Araf ikimizin adına güzel bir düğün hediyesi vermişti onlara. Gece boyunca eğlenmiştik ve gelinin en yakın arkadaşı olarak her yere koşturmaya çalışmıştım. Haliyle vücudum yorgun düşmüştü.
Yüz üstü uzandığım yerde yan döndüm ve komodinimin üzerindeki telefonumu elime aldım. Gelen bildirimlerimi kontrol ettikten sonra Elif'i aramaya karar verdim ve 'Kızıl Afet' yazısına dokundum.
''Efendim Asya?''
Ağrımaya devam eden ayak bileklerimi ovalarken Elif'e cevap verdim. ''Antalya tatiliniz çok iyi geçiyor anlaşılan... Düğün boyunca peşinde kuyruk gibi koşturdum ama beni hatırladığın yok.''
''Ahh! Özür dilerim canım. Aileler dışında pek kimseyi aramadık. En kısa zamanda bunu telafi ederim. Hatta bak ne diyeceğim. Araf'ı da al gel. Kaçamak bir tatil yaparsınız.''
Gözlerimi kapattım ve Araf'la güneşlendiğim görüntüleri gözümün önüne getirdim. Derin bir iç çektikten sonra ''Öne Araf'la konuşmalıyım. Onun planlarına göre annemlere söylerim.'' dedim.
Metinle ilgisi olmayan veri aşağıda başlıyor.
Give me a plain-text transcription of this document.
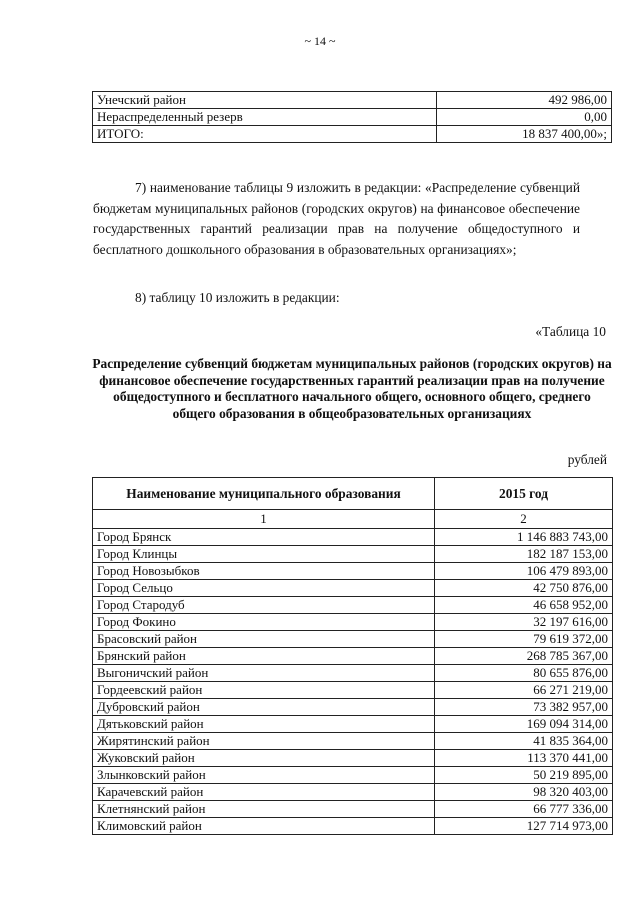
~ 14 ~
Унечский район	492 986,00
Нераспределенный резерв	0,00
ИТОГО:	18 837 400,00»;
7) наименование таблицы 9 изложить в редакции: «Распределение субвенций бюджетам муниципальных районов (городских округов) на финансовое обеспечение государственных гарантий реализации прав на получение общедоступного и бесплатного дошкольного образования в образовательных организациях»;
8) таблицу 10 изложить в редакции:
«Таблица 10
Распределение субвенций бюджетам муниципальных районов (городских округов) на финансовое обеспечение государственных гарантий реализации прав на получение общедоступного и бесплатного начального общего, основного общего, среднего общего образования в общеобразовательных организациях
рублей
Наименование муниципального образования	2015 год
1	2
Город Брянск	1 146 883 743,00
Город Клинцы	182 187 153,00
Город Новозыбков	106 479 893,00
Город Сельцо	42 750 876,00
Город Стародуб	46 658 952,00
Город Фокино	32 197 616,00
Брасовский район	79 619 372,00
Брянский район	268 785 367,00
Выгоничский район	80 655 876,00
Гордеевский район	66 271 219,00
Дубровский район	73 382 957,00
Дятьковский район	169 094 314,00
Жирятинский район	41 835 364,00
Жуковский район	113 370 441,00
Злынковский район	50 219 895,00
Карачевский район	98 320 403,00
Клетнянский район	66 777 336,00
Климовский район	127 714 973,00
Elif ''Tamam canım geliyorum.'' diye seslendikten sonra ''Biz yemek yemeye gidiyoruz canım. Sen kararını verdiğinde bana haber verirsin.'' dedi.
''Tamam canım görüşürüz. İyi tatiller...'' dedikten sonra telefonu kapattım ve ekran fotoğrafı yaptığım Araf'la en güzel fotoğrafımıza uzun uzun baktım. Ben onun gözlerine bakarken Araf da rüzgarda uçuşan saçlarımı kulağımın arkasına yerleştiriyordu. Çakma Japon sevgilimin gözleri güneşte daha bir kısılmış, adeta ince bir çizgi halini almıştı. Gülümsediği dudaklarının yanında oluşan uzun ve derin çizgilerden belli oluyordu. Her zaman taktığı siyah küpesinin yerinde benim küpelerimin aynısı olan gümüş küpeler vardı.
Ben telefon ekranına kilitlenmişken odamın kapısı açıldı ve içeri annem girdi. ''Kızım sana sesleniyorum. Duymuyor musun?''
Sırtımı yatak başlığına yasladım ve bağdaş kurdum. ''Dalmışım herhalde anne. Ne oldu ki?''
Annem ellerini sarı havluda kurularken ''Yemek hazır. Yardım et de sofrayı kuralım.'' dedi.
Annem odadan çıkarken gülümsedim ve ''Üzerimi değiştirim, geliyorum.'' dedim.
Dolaptan siyah eşofmanım ve mavi baskılı tişörtümü çıkardım. Üzerimi değiştirdikten sonra bileğimdeki tokayla saçlarımı tepeden topuz yaptım ve odadan çıktım.
...
Akşam yemeğinden sonra bir fincan kahveyle evin bahçesine çıktım. Temiz havamı ciğerlerime doldurdum ve turkuaz rengine boyadığımız küçük sehpaya kahvemi bıraktım. Hafif esen ılık rüzgar özgürlüğüne kavuşan saçlarımı savuruyor ve birer birer yüzüme çarpıyordu. Saçlarımı dağıttıktan sonra sıkı bir şekilde tekrar topladım ve Yağız'ın kurduğu hamağa yerleştim. Telefonumdan güzel bir şarkı seçtikten sonra kulaklığımı kulaklarıma yerleştirdim ve dökmemeye özen göstererek kahvemden büyük bir yudum aldım.
ŞİMDİ OKUDUĞUN
CENNET'TE GÖRÜŞÜRÜZ
Roman pour AdolescentsHani derler ya ''Kasım'da aşk başkadır.'' Aşkın ayı, yılı, yaşı olmaz... Bence en güzel aşklar 'ilk' aşk 'ilk' heyecanlar... Sen ona 'ilkim' dersin, o da sana 'sonum' der ...Hep özenmişimdir çocukluk aşklarıyla evlenenlere... Sadece ona dokunup, onu...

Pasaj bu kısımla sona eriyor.